I am not here to judge you coz what is done has been done. What is needed is for you to realise how to deal with the consequences of what has happened.
You have said that you are against abortion, & so am I generally. But I'm sure we both know that there are circumstances when this is necessary, & this is not one of those times (My opinion people).
What you're left with then BB, is to face the situation. The sooner, the better. I take it that you have had it confirmed by a doc? Also from what I understand, more than 6 weeks & you shouldn't even consider abortion.
Seek out somebody from your circles of family, friends or relatives that you can depend on. Tell them of your dilemna & request their assistance in this matter.
From what you tell me thus far, seems like G2 is a great guy so I would really urge you to tell him. Get your facts together & when you tell him, be factual. I don't think there is any other way BB.
As you say you already know what you did may be condemned, but accept it as you thought they might be. You need to concentrate your efforts on not stressing out & not adding more tension to your life.
Make your decision as to which guy you want to be with & resort to being true to that guy from this day on. It won't only be good for you, but the baby as well.
Yes you're going to have a lot of flack & maybe even heartache to deal with, but seeing as you put yourself in that position, only you can get yourself out BB.

I'm sorry if I couldn't help much more than that but I feel you know all this already.

Regards,
Shaun

Reply to Shaun
Posted by: always be postive :) | 2004/10/08

That does sounds like a tough situation you are in...
But i believe there is a reason for every thing...for all we know this is going to be a very special baby. I agree abortion is a sin , dont even go down that road.

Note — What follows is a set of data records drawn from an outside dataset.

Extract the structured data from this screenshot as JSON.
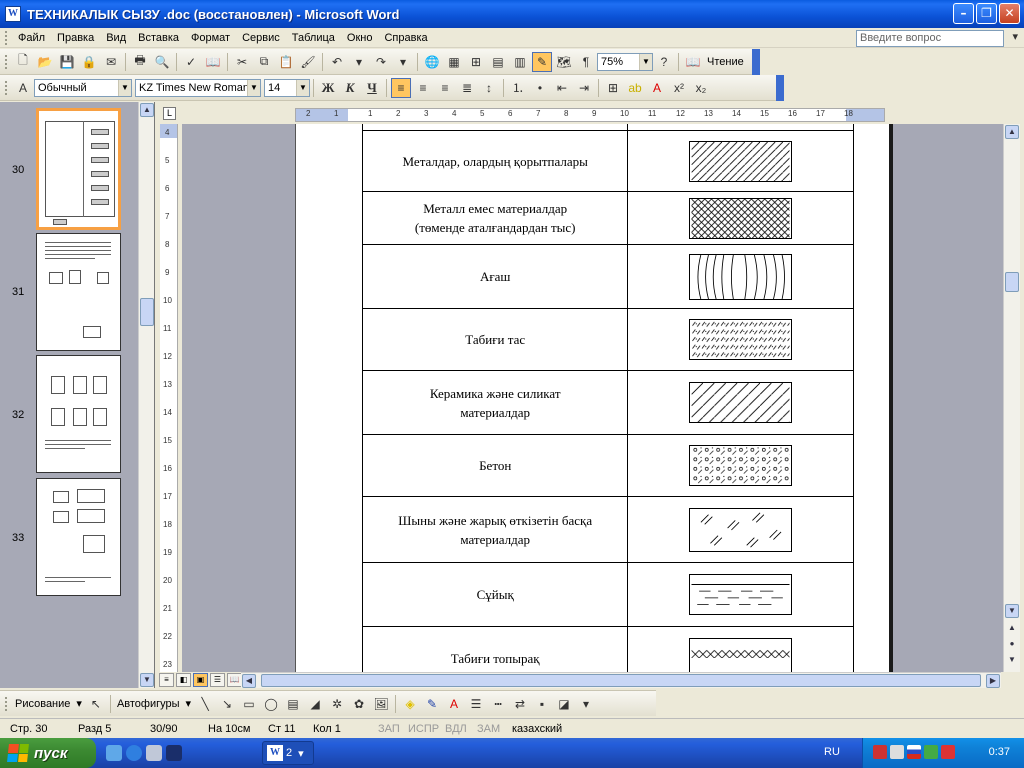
{
  "window": {
    "title": "ТЕХНИКАЛЫК СЫЗУ .doc (восстановлен) - Microsoft Word"
  },
  "menu": {
    "items": [
      "Файл",
      "Правка",
      "Вид",
      "Вставка",
      "Формат",
      "Сервис",
      "Таблица",
      "Окно",
      "Справка"
    ],
    "help_placeholder": "Введите вопрос"
  },
  "toolbar_standard": {
    "zoom": "75%",
    "reading_label": "Чтение"
  },
  "toolbar_format": {
    "style": "Обычный",
    "font": "KZ Times New Roman",
    "size": "14",
    "bold": "Ж",
    "italic": "К",
    "underline": "Ч"
  },
  "thumbnails": {
    "pages": [
      "30",
      "31",
      "32",
      "33"
    ],
    "selected": "30"
  },
  "ruler": {
    "horizontal": [
      "2",
      "1",
      "1",
      "2",
      "3",
      "4",
      "5",
      "6",
      "7",
      "8",
      "9",
      "10",
      "11",
      "12",
      "13",
      "14",
      "15",
      "16",
      "17",
      "18"
    ],
    "vertical": [
      "4",
      "5",
      "6",
      "7",
      "8",
      "9",
      "10",
      "11",
      "12",
      "13",
      "14",
      "15",
      "16",
      "17",
      "18",
      "19",
      "20",
      "21",
      "22",
      "23"
    ]
  },
  "table": {
    "rows": [
      {
        "label": "Металдар, олардың қорытпалары",
        "pattern": "diagonal"
      },
      {
        "label": "Металл емес материалдар\n(төменде аталғандардан тыс)",
        "pattern": "crosshatch"
      },
      {
        "label": "Ағаш",
        "pattern": "wood"
      },
      {
        "label": "Табиғи тас",
        "pattern": "stone"
      },
      {
        "label": "Керамика және силикат\nматериалдар",
        "pattern": "diagonal-wide"
      },
      {
        "label": "Бетон",
        "pattern": "concrete"
      },
      {
        "label": "Шыны және жарық өткізетін басқа\nматериалдар",
        "pattern": "glass"
      },
      {
        "label": "Сұйық",
        "pattern": "liquid"
      },
      {
        "label": "Табиғи топырақ",
        "pattern": "soil"
      }
    ]
  },
  "drawing_toolbar": {
    "draw_label": "Рисование",
    "autoshapes_label": "Автофигуры"
  },
  "status": {
    "page": "Стр. 30",
    "section": "Разд 5",
    "pages": "30/90",
    "at": "На 10см",
    "line": "Ст 11",
    "col": "Кол 1",
    "rec": "ЗАП",
    "trk": "ИСПР",
    "ext": "ВДЛ",
    "ovr": "ЗАМ",
    "language": "казахский"
  },
  "taskbar": {
    "start_label": "пуск",
    "word_button": "2",
    "lang": "RU",
    "clock": "0:37"
  },
  "colors": {
    "title_bar": "#0b52d6",
    "page_background": "#a6a8b5",
    "selected_thumb_border": "#f7a043",
    "start_button": "#3c8a32"
  }
}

You made the mistake of sleeping around before you were married, which will eventually lead to unhappy things anyways...now use this time to do the responsible thing.

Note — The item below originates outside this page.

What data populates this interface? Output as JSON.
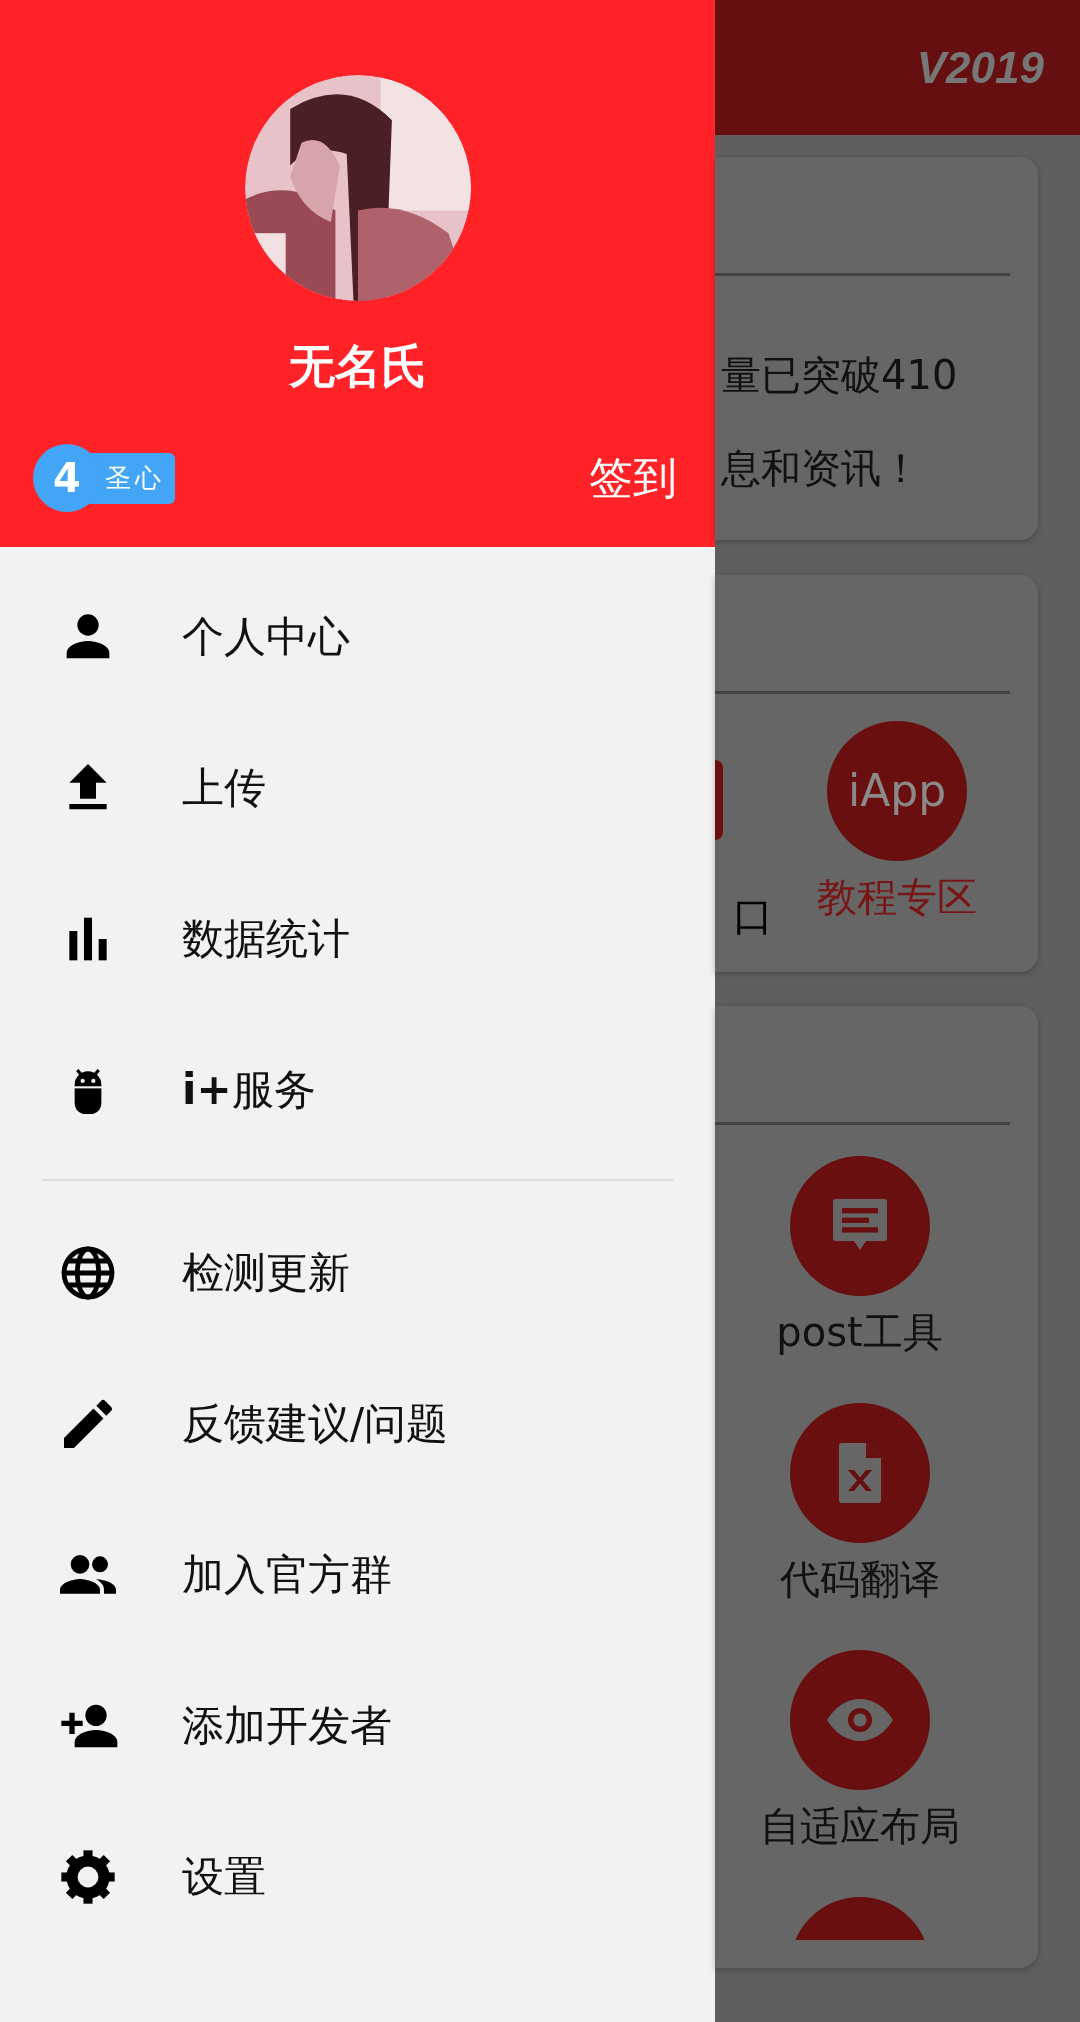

I have a sister-in-law who got divorce while pregnant and is raise the cild all on her own and is doing such an aweosme job...so you are no alone in this!

Use this time to think about your mistakes and what your future with hold...Make some positive decisions now for your life so that you and your baby can have a happy future!

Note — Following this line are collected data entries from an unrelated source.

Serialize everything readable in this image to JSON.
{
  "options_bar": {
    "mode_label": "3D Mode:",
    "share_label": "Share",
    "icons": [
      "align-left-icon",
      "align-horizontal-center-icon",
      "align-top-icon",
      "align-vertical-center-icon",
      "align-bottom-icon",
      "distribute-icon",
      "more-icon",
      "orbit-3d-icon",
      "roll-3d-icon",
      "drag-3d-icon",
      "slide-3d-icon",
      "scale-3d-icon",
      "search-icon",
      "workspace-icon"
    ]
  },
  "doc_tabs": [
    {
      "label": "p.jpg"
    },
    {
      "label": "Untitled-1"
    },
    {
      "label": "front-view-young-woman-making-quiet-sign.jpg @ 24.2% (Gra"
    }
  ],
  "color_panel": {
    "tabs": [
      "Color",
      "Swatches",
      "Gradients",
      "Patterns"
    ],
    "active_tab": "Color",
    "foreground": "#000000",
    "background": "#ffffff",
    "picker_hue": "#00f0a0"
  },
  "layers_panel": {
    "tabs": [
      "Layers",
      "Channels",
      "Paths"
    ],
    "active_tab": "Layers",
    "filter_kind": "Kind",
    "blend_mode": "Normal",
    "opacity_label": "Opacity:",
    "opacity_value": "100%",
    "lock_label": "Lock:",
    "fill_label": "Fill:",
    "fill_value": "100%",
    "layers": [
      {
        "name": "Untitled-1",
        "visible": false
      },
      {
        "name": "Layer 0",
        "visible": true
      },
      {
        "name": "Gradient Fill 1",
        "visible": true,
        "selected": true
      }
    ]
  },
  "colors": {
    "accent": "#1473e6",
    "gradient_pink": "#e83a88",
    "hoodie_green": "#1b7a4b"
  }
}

Reply to always be postive :)
Posted by: Paul | 2004/10/08

Manto said it all.

Reply to Paul
Posted by: Manto | 2004/10/08

You appear to have named yourself very well - you have boogied like a babe and now you end up with a baby.

By excluding abortion, you accept carrying the baby to full term, thus leaving you with the option of adoption or permanent "ownership". Guy 1 has already shown an ability to father babies willy-nilly (or with his willy) and Guy 2 will probably stay where ever he is. Either way, you are screwed (pun intended).

Time to grow up, time to be responsible, time to take responsibilty. You ask how you "will get out of this one" - you can't, you will not be able to dodge this bullet.